November 2018 Contest Winner
Toby LeBlanc is a mental health professional in Austin, TX. While he and his family sleep under the Texas stars, his roots find ground in the bayous and prairies of South Louisiana. Originally from Scott, the Boudin Capital of the World, he graduated from LSU in Psychology. Toby now spends his time in the company of words. Whether they be words of pain and strength from his clients, words of promise and bliss from his family, or words of memory and wisdom from his French-speaking parents and grandparents, he enjoys every story almost as much as he enjoys the storytellers.
After the Lundi Gras by Toby LeBlanc
By some voodoo I manage to get my flask out of my bra without flashing George Hidalgo. Now I can’t get it back in. George smiles a little too much. They don’t even put a break in between that two step and the waltz we’re slowing down for. So, I politely say I’m tired and head for the sidelines. Plopping down on my seat next to Betsy Fontenot I let out a big breath. She insists on always being between me and her husband. She smiles like a cottonmouth. I don’t know what she’s worried about. Between the fur in her husband’s ears, and his skinny legs, he looks like a damn mule. John really should be here. He is no fun on the dance floor but at least he’d make all of these sideways glances stop.
Pauvre bete, Mr. Hildago. He looks pitiful across the dance floor. It must be two years since his wife died. I bet it’s so hard coming to these balls without her. We're both pitiful. My husband’s working. I don’t even know where my kids are right now. I hope they are having fun. I hope God is protecting them.
“Bee, why you frownin’ so much on Lundi Gras?” Since Alice Hoffpauir started heading Krewe de Bijou, she thinks she’s in charge of how much fun we have, the bossy old goat.
“I was frowning thinking about my kids. Hmm. That didn’t come out right.” She’s even got me watching what I say now.
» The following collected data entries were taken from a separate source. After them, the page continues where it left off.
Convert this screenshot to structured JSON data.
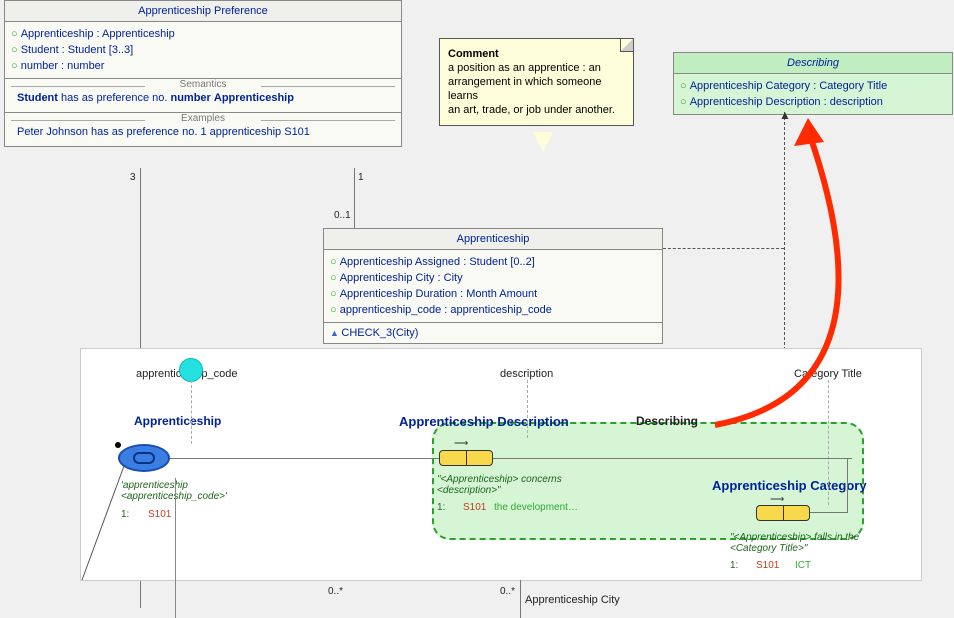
{
  "preference": {
    "title": "Apprenticeship Preference",
    "attrs": [
      "Apprenticeship : Apprenticeship",
      "Student : Student [3..3]",
      "number : number"
    ],
    "semantics_label": "Semantics",
    "semantics_parts": [
      "Student",
      " has as preference no. ",
      "number",
      " ",
      "Apprenticeship"
    ],
    "examples_label": "Examples",
    "examples_text": "Peter Johnson has as preference no. 1 apprenticeship S101"
  },
  "comment": {
    "heading": "Comment",
    "body1": "a position as an apprentice : an",
    "body2": "arrangement in which someone learns",
    "body3": "an art, trade, or job under another."
  },
  "describing": {
    "title": "Describing",
    "attrs": [
      "Apprenticeship Category : Category Title",
      "Apprenticeship Description : description"
    ]
  },
  "apprenticeship": {
    "title": "Apprenticeship",
    "attrs": [
      "Apprenticeship Assigned : Student [0..2]",
      "Apprenticeship City : City",
      "Apprenticeship Duration : Month Amount",
      "apprenticeship_code : apprenticeship_code"
    ],
    "check": "CHECK_3(City)"
  },
  "mults": {
    "three": "3",
    "one": "1",
    "zero_one": "0..1",
    "zero_star_a": "0..*",
    "zero_star_b": "0..*"
  },
  "lower": {
    "apprenticeship_code": "apprenticeship_code",
    "description": "description",
    "category_title": "Category Title",
    "apprenticeship": "Apprenticeship",
    "app_desc": "Apprenticeship Description",
    "describing": "Describing",
    "app_cat": "Apprenticeship Category",
    "ref_app_line1": "'apprenticeship",
    "ref_app_line2": "<apprenticeship_code>'",
    "pop1": "1:",
    "pop1_val": "S101",
    "desc_pred1": "\"<Apprenticeship> concerns",
    "desc_pred2": "<description>\"",
    "desc_pop_val": "the development…",
    "cat_pred1": "\"<Apprenticeship> falls in the",
    "cat_pred2": "<Category Title>\"",
    "cat_pop_val": "ICT",
    "app_city": "Apprenticeship City"
  }
}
“Why don’t you go get another dance with Hildalgo instead? He’s had his eye on you all night.”
“He has not.”
“What’s he doing right now?”
Sure enough, there’s old Hidalgo, looking away when my eyes reach him. He fumbles his Miller Lite all the way to his lips. His head turned, I can see how he still has all of his hair. John hasn’t had hair like that since his early thirties. Ok Beatrice. That’s a sin. You’re married. And he probably misses his wife. He's looking at me again. Being drunk makes it hard to figure through this. Wait, is that a wink? It must be, because now he’s walking toward me. What am I supposed to do? What do other married women do without their husbands around? Panic tells me to go to the restroom.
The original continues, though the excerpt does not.